The status quo is not an option. British voters have made it clear in three by-elections, each time with rising force, their feeling of intense anger at the Westminster and Brussels elite. Ukip carries the flag for these voters. I’m proud that I can give voice to their anger, while offering them something positive to do with their vote. But Ukip offers more. We offer a future in which Britain is free to govern itself, to enforce its own laws, to control its borders, and to make its successful way economically – trading at a profit and able to honour promises to its citizens. A first and crucial step is that we take back the commanding height of our economy – the Bank – and put it to work driving employment, growth and confidence.
I expect George Osborne to use this Budget – three years late – to open the debate on the objectives of the Bank, and to lay out the options for change. But I call on him to go further. He must put some red British meat into the dish. He should announce which option he prefers, and set a fixed timetable for the consultation and the decision. He must guarantee that, by Carney’s first day, the new framework is in place.
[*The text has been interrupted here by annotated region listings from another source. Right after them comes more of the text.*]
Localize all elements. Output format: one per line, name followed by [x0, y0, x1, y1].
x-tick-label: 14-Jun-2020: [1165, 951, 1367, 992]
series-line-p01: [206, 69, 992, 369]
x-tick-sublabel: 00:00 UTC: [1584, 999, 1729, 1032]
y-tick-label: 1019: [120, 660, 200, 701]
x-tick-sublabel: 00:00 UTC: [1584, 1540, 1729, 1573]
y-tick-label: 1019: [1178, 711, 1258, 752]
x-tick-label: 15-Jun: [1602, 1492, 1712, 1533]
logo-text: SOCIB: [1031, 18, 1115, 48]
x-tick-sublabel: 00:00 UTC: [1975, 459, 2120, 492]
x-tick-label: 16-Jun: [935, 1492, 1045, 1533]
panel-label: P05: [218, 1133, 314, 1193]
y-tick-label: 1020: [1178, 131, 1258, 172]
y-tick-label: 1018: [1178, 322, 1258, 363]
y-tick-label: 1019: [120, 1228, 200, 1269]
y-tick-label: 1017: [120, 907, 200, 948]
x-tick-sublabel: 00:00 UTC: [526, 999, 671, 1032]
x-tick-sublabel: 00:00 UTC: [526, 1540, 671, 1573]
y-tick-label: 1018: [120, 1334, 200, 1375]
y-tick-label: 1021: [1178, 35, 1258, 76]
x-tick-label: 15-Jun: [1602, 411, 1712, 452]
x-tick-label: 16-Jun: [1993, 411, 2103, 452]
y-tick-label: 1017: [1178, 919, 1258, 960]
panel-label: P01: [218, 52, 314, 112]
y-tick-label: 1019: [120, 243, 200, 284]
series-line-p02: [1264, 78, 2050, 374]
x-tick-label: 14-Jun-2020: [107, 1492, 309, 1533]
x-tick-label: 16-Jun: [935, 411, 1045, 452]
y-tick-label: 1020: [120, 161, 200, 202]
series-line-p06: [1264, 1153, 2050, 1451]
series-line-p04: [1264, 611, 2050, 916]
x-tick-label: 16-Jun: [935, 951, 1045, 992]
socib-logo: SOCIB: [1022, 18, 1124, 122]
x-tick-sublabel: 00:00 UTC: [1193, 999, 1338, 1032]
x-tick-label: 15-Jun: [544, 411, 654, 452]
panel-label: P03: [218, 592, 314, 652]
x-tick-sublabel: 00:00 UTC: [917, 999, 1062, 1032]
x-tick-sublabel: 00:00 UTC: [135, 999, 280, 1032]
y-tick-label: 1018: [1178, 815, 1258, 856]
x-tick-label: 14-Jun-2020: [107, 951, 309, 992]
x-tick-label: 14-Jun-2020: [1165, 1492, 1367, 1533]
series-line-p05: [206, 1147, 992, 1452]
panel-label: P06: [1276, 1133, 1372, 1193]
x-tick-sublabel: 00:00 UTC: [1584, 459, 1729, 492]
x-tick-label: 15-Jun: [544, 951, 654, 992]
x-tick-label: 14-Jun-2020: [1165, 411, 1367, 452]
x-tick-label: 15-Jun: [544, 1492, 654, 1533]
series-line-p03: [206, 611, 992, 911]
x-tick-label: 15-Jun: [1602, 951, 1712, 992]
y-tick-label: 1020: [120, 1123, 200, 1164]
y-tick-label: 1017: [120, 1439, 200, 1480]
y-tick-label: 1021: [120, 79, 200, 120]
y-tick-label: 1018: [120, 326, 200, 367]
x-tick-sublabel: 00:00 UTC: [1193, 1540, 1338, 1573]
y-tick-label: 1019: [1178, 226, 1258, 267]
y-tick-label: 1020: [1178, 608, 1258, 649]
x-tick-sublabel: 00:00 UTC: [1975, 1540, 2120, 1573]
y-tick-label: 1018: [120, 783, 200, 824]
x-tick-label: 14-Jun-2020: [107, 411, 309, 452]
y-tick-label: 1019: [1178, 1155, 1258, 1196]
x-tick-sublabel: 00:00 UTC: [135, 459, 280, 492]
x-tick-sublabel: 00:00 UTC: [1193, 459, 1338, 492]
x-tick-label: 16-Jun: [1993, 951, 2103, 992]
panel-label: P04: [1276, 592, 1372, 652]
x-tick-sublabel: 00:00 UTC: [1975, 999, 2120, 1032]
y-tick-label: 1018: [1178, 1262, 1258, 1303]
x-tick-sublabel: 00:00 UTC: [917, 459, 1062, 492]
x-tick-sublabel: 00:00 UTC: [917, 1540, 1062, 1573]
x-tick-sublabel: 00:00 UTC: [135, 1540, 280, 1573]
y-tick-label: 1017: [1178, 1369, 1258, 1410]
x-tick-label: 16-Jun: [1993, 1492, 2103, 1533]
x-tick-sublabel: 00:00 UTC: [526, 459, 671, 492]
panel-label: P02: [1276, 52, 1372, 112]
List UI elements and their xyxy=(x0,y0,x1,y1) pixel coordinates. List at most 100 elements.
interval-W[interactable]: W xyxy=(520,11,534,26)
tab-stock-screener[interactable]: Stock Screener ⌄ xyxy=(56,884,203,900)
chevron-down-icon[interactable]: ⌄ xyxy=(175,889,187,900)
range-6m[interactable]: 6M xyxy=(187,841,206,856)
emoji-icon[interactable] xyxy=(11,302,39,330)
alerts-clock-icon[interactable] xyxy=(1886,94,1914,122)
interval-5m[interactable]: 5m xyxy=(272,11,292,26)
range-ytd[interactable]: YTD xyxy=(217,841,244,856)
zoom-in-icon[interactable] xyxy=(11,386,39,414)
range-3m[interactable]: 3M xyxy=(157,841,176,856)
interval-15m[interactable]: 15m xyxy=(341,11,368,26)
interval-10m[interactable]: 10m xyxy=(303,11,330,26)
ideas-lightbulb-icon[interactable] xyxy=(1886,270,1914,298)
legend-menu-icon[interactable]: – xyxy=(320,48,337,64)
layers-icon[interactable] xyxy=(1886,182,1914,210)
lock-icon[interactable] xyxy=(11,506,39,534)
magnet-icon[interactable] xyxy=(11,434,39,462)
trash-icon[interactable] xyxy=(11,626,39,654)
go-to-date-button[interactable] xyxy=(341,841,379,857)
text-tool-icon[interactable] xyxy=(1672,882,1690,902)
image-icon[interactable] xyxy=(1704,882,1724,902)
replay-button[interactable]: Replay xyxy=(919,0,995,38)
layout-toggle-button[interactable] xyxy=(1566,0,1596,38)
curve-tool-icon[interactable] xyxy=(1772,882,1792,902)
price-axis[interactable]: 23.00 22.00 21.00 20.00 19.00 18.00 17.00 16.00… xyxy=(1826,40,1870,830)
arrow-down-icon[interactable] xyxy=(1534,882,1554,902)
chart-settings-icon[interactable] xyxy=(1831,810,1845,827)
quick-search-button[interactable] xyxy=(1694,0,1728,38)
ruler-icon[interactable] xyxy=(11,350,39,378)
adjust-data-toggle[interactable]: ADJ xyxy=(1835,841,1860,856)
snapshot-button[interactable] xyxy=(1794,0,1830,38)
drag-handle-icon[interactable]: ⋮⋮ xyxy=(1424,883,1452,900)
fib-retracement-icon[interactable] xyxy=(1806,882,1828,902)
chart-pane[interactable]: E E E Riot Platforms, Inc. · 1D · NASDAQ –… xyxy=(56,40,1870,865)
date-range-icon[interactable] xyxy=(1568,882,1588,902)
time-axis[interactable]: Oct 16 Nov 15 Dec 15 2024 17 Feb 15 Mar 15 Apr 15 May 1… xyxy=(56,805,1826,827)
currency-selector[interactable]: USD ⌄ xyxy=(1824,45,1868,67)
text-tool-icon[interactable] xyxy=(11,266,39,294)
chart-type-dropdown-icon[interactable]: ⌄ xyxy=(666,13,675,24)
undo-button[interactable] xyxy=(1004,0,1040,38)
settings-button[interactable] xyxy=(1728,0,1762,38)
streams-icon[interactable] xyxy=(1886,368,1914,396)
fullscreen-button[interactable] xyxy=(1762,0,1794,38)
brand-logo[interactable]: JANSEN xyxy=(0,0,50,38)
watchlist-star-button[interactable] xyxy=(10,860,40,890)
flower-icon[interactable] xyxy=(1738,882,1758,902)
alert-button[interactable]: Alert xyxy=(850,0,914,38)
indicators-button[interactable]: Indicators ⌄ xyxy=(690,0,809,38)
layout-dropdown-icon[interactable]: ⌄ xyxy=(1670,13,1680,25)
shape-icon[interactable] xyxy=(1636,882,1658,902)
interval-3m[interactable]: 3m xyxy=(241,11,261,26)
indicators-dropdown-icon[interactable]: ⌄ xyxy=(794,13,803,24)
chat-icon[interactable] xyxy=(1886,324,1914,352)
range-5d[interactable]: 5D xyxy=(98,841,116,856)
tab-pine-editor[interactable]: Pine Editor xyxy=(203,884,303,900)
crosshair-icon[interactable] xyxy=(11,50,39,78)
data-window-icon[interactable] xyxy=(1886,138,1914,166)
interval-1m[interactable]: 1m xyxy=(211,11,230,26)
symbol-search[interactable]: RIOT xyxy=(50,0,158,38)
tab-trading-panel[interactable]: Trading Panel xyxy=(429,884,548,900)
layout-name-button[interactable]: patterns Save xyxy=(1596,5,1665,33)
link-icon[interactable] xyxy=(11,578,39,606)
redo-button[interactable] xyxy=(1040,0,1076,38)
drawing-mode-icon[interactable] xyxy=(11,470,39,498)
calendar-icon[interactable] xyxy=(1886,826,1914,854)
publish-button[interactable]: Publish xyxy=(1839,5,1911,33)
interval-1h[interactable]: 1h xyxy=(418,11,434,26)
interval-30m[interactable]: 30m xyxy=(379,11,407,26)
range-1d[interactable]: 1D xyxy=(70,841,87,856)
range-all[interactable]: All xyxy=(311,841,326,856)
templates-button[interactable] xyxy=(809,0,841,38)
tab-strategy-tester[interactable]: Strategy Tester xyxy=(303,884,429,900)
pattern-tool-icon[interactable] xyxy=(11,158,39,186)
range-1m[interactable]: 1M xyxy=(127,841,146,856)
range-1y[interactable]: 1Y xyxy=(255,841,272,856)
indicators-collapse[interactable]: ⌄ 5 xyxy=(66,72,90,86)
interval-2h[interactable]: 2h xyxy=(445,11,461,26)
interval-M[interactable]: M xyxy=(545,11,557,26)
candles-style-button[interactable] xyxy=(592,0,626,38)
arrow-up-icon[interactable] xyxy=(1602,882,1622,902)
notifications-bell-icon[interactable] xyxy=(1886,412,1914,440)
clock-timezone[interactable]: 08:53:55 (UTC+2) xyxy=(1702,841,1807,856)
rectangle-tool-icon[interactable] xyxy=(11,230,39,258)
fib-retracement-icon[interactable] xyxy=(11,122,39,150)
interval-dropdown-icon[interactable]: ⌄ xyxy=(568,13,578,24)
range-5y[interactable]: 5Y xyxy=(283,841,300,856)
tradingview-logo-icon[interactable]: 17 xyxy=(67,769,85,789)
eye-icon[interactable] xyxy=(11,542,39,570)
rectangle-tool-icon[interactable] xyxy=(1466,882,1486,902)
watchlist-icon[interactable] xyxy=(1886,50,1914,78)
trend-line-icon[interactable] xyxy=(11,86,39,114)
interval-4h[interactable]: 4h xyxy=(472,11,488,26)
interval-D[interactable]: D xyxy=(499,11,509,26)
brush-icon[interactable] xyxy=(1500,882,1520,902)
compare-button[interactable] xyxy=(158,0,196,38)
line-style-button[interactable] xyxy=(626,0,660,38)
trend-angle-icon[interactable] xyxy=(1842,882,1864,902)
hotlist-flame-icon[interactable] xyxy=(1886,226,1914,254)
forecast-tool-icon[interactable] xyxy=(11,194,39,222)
Why do I put this pressure on him? Because one of the many failures of this government has been its inability to take the decisions needed to put growth and confidence first. The list of its jellied failures to decide is long – on energy, aviation, housing, roads, and infrastructure investment. Neither the public nor businesses know whether to be confident and spend, invest, or hire.”
When I saw Mr. Farage’s comments today my response was wauw! This is pretty incredible – the Tories are coming under attack from the right to change the mandate of the Bank of England in a more pro-growth oriented direction.
So what is the Market Monetarist response? Well, it is easy. Yes Mr. Farage is completely right – the BoE’s inflation target is terrible and should be changed. He is also right the that the UK economy needs monetary “stimulus” in the sense that nominal GDP has fallen well-below the pre-crisis trend level.
However, I must say that Mr. Farage’s comments also come across as being advocating a significant level of monetary activism which I find very problematic. In fact it seems like Farage is just calling for monetary stimulus – yes that might be needed at the moment, but it is terribly dangerous if the institutional framework is not correct. We don’t want a return to the inflationary 1970s. We want a monetary constitution for Britain. Not a hawkish or a dovish monetary policy, but a neutral monetary policy. UK monetary policy has been overly tight so monetary easing should be welcomed, but I much prefer this to happen within the framework of a proper NGDP level targeting regime.
Therefore, Mr. Farage you are right to be outraged by the UK government’s lack of action on changing the Bank of England’s mandate, but you should be more clear on the mandate you want. Ask for an NGDP level target for Britain. It is in the country’s best interest!